The contents were a mishmash that made Luke think of his Aunt Lacey’s attic, although the stuff she had stored was old, and all of this was new. To the left there were lawnmowers, weed-whackers, leaf-blowers, chainsaws, and cartons containing automotive parts and outboard motors. To the right was furniture, some in boxes but most mummified in yards of protective plastic. There was a pyramid of standing lamps on their sides, bubble-wrapped and taped together in threes. There were chairs, tables, loveseats, even sofas. Luke went to a sofa close to the partially opened door and read the invoice taped to the bubble wrap. It (and presumably the rest of the furniture) was to be delivered to Bender and Bowen Fine Furniture, in Sturbridge, Massachusetts.
Luke smiled. Train ’97 might lose some cars in the Portland and Portsmouth yards, but this one was going all the way to the end of the line. His luck had not run out yet.
“Somebody up there likes me,” he whispered. Then he remembered his mother and father were dead, and thought, But not that much.
He pushed some of the Bender and Bowen cartons a little way out from the far sidewall of the boxcar and was delighted to see a pile of furniture pads behind them. They smelled musty but not moldy. He crawled into the gap and pulled the boxes back as much as he could.
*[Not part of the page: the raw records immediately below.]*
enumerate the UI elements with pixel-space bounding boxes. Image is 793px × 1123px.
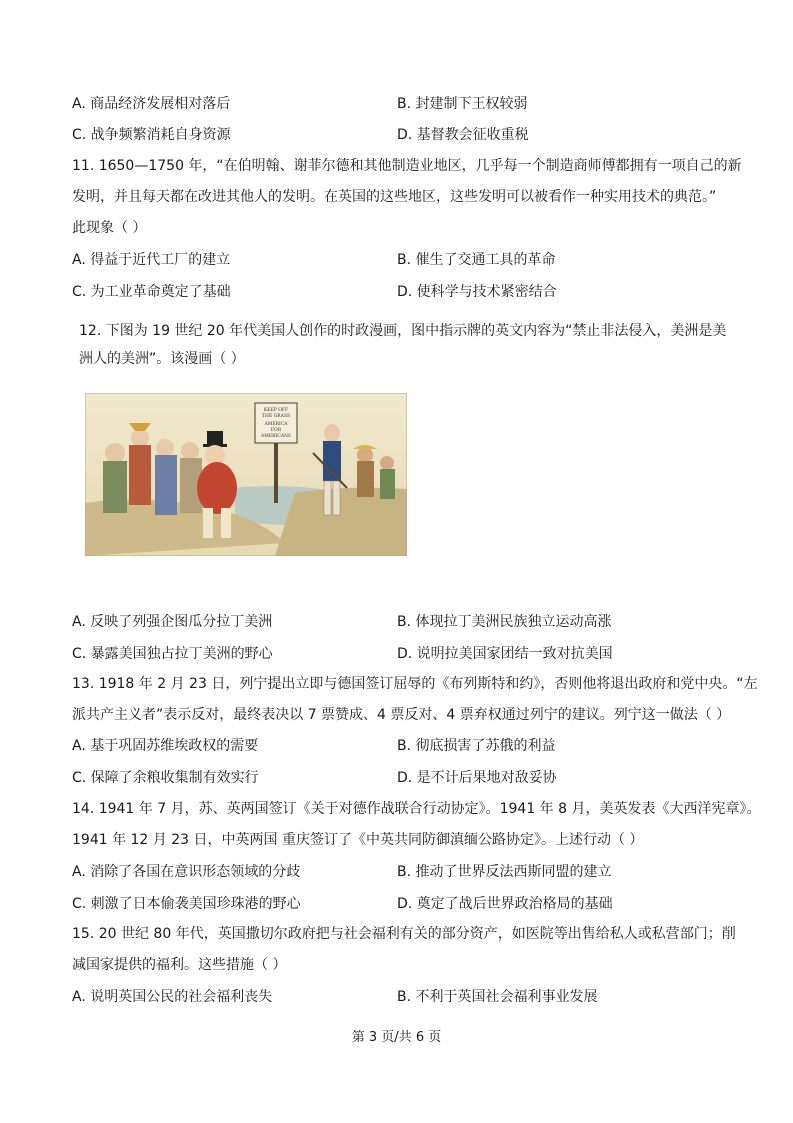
q11-option-c: C. 为工业革命奠定了基础 <box>72 284 231 300</box>
q12-stem-line-1: 12. 下图为 19 世纪 20 年代美国人创作的时政漫画，图中指示牌的英文内容为“禁止非法侵入，美洲是美 <box>79 323 727 339</box>
q10-option-b: B. 封建制下王权较弱 <box>397 96 528 112</box>
political-cartoon-image <box>85 393 407 556</box>
q12-option-b: B. 体现拉丁美洲民族独立运动高涨 <box>397 614 612 630</box>
q15-option-a: A. 说明英国公民的社会福利丧失 <box>72 989 273 1005</box>
q13-option-a: A. 基于巩固苏维埃政权的需要 <box>72 738 259 754</box>
page-footer: 第 3 页/共 6 页 <box>351 1030 442 1045</box>
q13-option-d: D. 是不计后果地对敌妥协 <box>397 770 557 786</box>
q14-option-c: C. 刺激了日本偷袭美国珍珠港的野心 <box>72 896 301 912</box>
sign-line-4: AMERICA <box>264 422 288 427</box>
q15-stem-line-1: 15. 20 世纪 80 年代，英国撒切尔政府把与社会福利有关的部分资产，如医院等出售给私人或私营部门；削 <box>72 926 736 942</box>
q11-stem-line-2: 发明，并且每天都在改进其他人的发明。在英国的这些地区，这些发明可以被看作一种实用技术的典范。” <box>72 189 717 205</box>
q15-stem-line-2: 减国家提供的福利。这些措施（ ） <box>72 957 287 973</box>
sign-line-5: FOR <box>270 428 282 433</box>
q12-option-d: D. 说明拉美国家团结一致对抗美国 <box>397 646 613 662</box>
q14-option-d: D. 奠定了战后世界政治格局的基础 <box>397 896 613 912</box>
q11-stem-line-3: 此现象（ ） <box>72 220 147 236</box>
q12-option-a: A. 反映了列强企图瓜分拉丁美洲 <box>72 614 273 630</box>
q11-stem-line-1: 11. 1650—1750 年，“在伯明翰、谢菲尔德和其他制造业地区，几乎每一个制造商师傅都拥有一项自己的新 <box>72 158 742 174</box>
q13-option-c: C. 保障了余粮收集制有效实行 <box>72 770 259 786</box>
q11-option-a: A. 得益于近代工厂的建立 <box>72 252 231 268</box>
sign-line-1: KEEP OFF <box>263 408 289 413</box>
q14-option-a: A. 消除了各国在意识形态领域的分歧 <box>72 864 301 880</box>
q10-option-c: C. 战争频繁消耗自身资源 <box>72 127 231 143</box>
q13-stem-line-1: 13. 1918 年 2 月 23 日，列宁提出立即与德国签订屈辱的《布列斯特和约》，否则他将退出政府和党中央。“左 <box>72 676 758 692</box>
q12-stem-line-2: 洲人的美洲”。该漫画（ ） <box>79 351 245 367</box>
q15-option-b: B. 不利于英国社会福利事业发展 <box>397 989 598 1005</box>
q13-stem-line-2: 派共产主义者”表示反对，最终表决以 7 票赞成、4 票反对、4 票弃权通过列宁的建议。列宁这一做法（ ） <box>72 707 731 723</box>
q14-stem-line-1: 14. 1941 年 7 月，苏、英两国签订《关于对德作战联合行动协定》。1941 年 8 月，美英发表《大西洋宪章》。 <box>72 801 761 817</box>
q11-option-d: D. 使科学与技术紧密结合 <box>397 284 557 300</box>
sign-line-6: AMERICANS <box>260 434 292 439</box>
q10-option-a: A. 商品经济发展相对落后 <box>72 96 231 112</box>
q13-option-b: B. 彻底损害了苏俄的利益 <box>397 738 556 754</box>
q10-option-d: D. 基督教会征收重税 <box>397 127 529 143</box>
q11-option-b: B. 催生了交通工具的革命 <box>397 252 556 268</box>
q14-option-b: B. 推动了世界反法西斯同盟的建立 <box>397 864 612 880</box>
q12-option-c: C. 暴露美国独占拉丁美洲的野心 <box>72 646 273 662</box>
q14-stem-line-2: 1941 年 12 月 23 日，中英两国 重庆签订了《中英共同防御滇缅公路协定》。上述行动（ ） <box>72 832 644 848</box>
sign-line-2: THE GRASS <box>262 414 290 419</box>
He was finally in a relatively safe place, he had a pile of soft pads to lie on, and he was exhausted—not just from his night run, but from the days of broken rest and escalating fear that had led up to his escape. But he did not dare sleep yet. Once he actually did doze off, but then he heard the sound of the approaching switch-engine, and the Southway Express boxcar jerked into motion. Luke got up and peered out through the partially open door. He saw the trainyard passing. Then the car jolted to a stop, almost knocking him off his feet. There was a metallic crunch that he assumed was his box being attached to another car.
Over the next hour or so there were more thumps and jolts as more cars were added to what would soon be Number 4297, headed into southern New England and away from the Institute.